Should we fear the rise of GAFAMistan?
For the acronym lovers out there, here’s a new one: GAFAM. It refers to the hegemony of the Big 5 of IT and the Web: Google, Apple, Facebook, Amazon and Microsoft.
GAFAM is ubiquitous and its influence is pervasive. Many concerns have been raised about it, especially with regard to data collection. Big Brother is no longer the stuff of fiction, according to Tristan Nitot, the author of the book Surveillance:// : “Our every step in cyberspace is tracked, recorded and analyzed, and our profiles are continuously being bought and sold. […] The concentration of actors and commercial interests has created a worldwide monitoring industry.”
From trips to trades, penchants to purchases, the entire lives of most Western Internet users are monitored, parsed and cross-referenced. As this phenomenon is still relatively new, it is difficult to analyze what the full impact of all this data will be, or how permanent it is on the Web.

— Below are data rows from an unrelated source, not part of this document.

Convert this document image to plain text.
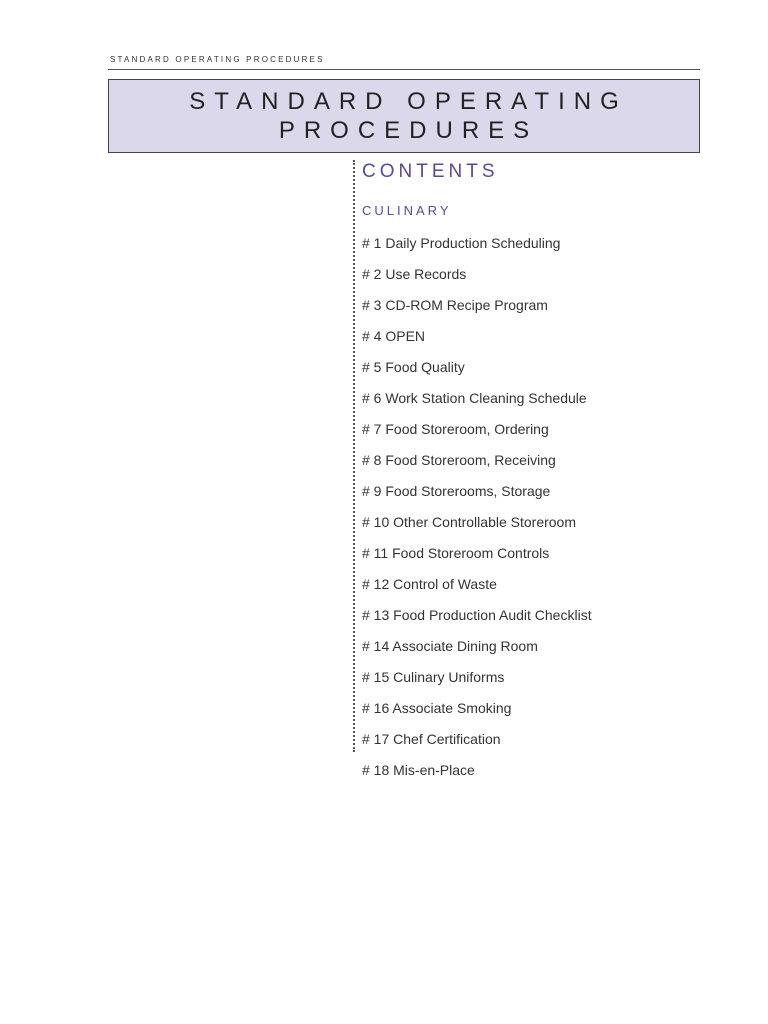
STANDARD OPERATING PROCEDURES
STANDARD OPERATING
PROCEDURES
CONTENTS
CULINARY
# 1 Daily Production Scheduling
# 2 Use Records
# 3 CD-ROM Recipe Program
# 4 OPEN
# 5 Food Quality
# 6 Work Station Cleaning Schedule
# 7 Food Storeroom, Ordering
# 8 Food Storeroom, Receiving
# 9 Food Storerooms, Storage
# 10 Other Controllable Storeroom
# 11 Food Storeroom Controls
# 12 Control of Waste
# 13 Food Production Audit Checklist
# 14 Associate Dining Room
# 15 Culinary Uniforms
# 16 Associate Smoking
# 17 Chef Certification
# 18 Mis-en-Place
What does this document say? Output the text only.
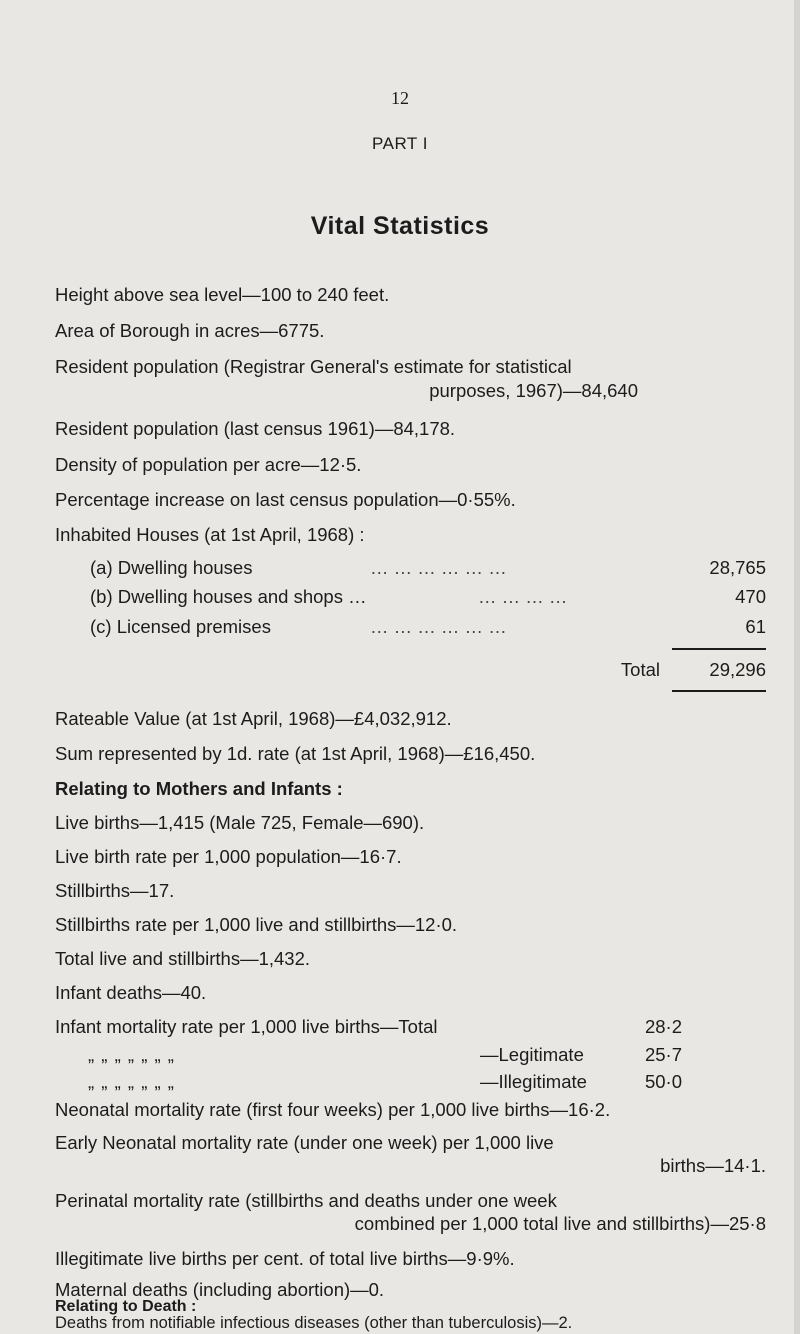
12
PART I
Vital Statistics
Height above sea level—100 to 240 feet.
Area of Borough in acres—6775.
Resident population (Registrar General's estimate for statistical
purposes, 1967)—84,640
Resident population (last census 1961)—84,178.
Density of population per acre—12·5.
Percentage increase on last census population—0·55%.
Inhabited Houses (at 1st April, 1968) :
(a) Dwelling houses	… … … … … …	28,765
(b) Dwelling houses and shops …	… … … …	470
(c) Licensed premises	… … … … … …	61
Total	29,296
Rateable Value (at 1st April, 1968)—£4,032,912.
Sum represented by 1d. rate (at 1st April, 1968)—£16,450.
Relating to Mothers and Infants :
Live births—1,415 (Male 725, Female—690).
Live birth rate per 1,000 population—16·7.
Stillbirths—17.
Stillbirths rate per 1,000 live and stillbirths—12·0.
Total live and stillbirths—1,432.
Infant deaths—40.
Infant mortality rate per 1,000 live births—Total	28·2
„ „ „ „ „ „ „	—Legitimate	25·7
„ „ „ „ „ „ „	—Illegitimate	50·0
Neonatal mortality rate (first four weeks) per 1,000 live births—16·2.
Early Neonatal mortality rate (under one week) per 1,000 live
births—14·1.
Perinatal mortality rate (stillbirths and deaths under one week
combined per 1,000 total live and stillbirths)—25·8
Illegitimate live births per cent. of total live births—9·9%.
Maternal deaths (including abortion)—0.
Relating to Death :
Deaths from notifiable infectious diseases (other than tuberculosis)—2.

In fact, the dominion of GAFAM is not limited to the Big 5, but extends to all of its satellite companies: YouTube, Outlook, Skype, Dropbox, Instagram, Android, Nest…
The dangers of GAFAM
The following are the main concerns raised about GAFAM, be it due to its supremacy or to its centralized, “closed” nature. The issues go far beyond privacy concerns.
A brake to innovation. For companies big and small, competing against Google or Apple is a titanic struggle. GAFAM companies wield their power creatively to stifle competition, for example by controlling supply chains or limiting the opportunities afforded to independent mobile application developers.
Monetization. If you don’t pay for a product, that means you are the product. In 2014, Facebook made US $12.76 in advertising revenue per user – and next year, this figure should reach US$17.50. Multiply this by 1.7 billion users, and you get the idea. And this is just one example among many.
Subjectivity of information. With such a tightly-controlled Web environment and such highly-evolved targeting techniques, it isn’t surprising that the content curated for us, be it articles, people to “follow” or even advertising and purchase suggestions, is so highly personalized. This can be both an ideal situation and a slippery ideological slope.
Censorship. Who decides which images, videos, books and other content merit free circulation? Some GAFAM companies are known for refusing to disseminate or promote content containing, for example, non-pornographic nudity.
Espionage. This is neither science fiction nor paranoia. The risk of having one’s data intercepted by the American government, even for non-Americans, is all too real, due to programs like PRISM. These practices, to which GAFAM and other companies submit, are justified by the authorities on antiterrorism grounds.
Data warehousing. It is difficult to tell what will happen to all this data if these services die out, or if some other company tries to lay its hands on it. It seems that even supposedly erased data is never completely erased.
Can we boycot them?
In an era when most people (and companies) use the products and services of most, if not all, of these companies on a daily basis, it seems unrealistic to think we can opt out of the system. Indeed, who among us could now live without their smartphone, internet search engines, social media, email, and on-line shopping? Even the experts are at a loss to propose viable solutions.
But to conclude on a more positive note, let’s remember that the current ecosystem can be as much of an opportunity as a threat. Just take a look at Framasoft, a French association dedicated to providing alternatives to GAFAM by offering free and open software, applications and even games. This organization is gathering speed with its “De-google-ify Internet” campaign, supported by a highly engaged user community.
Take heart, indomitable seekers and developers of alternative software!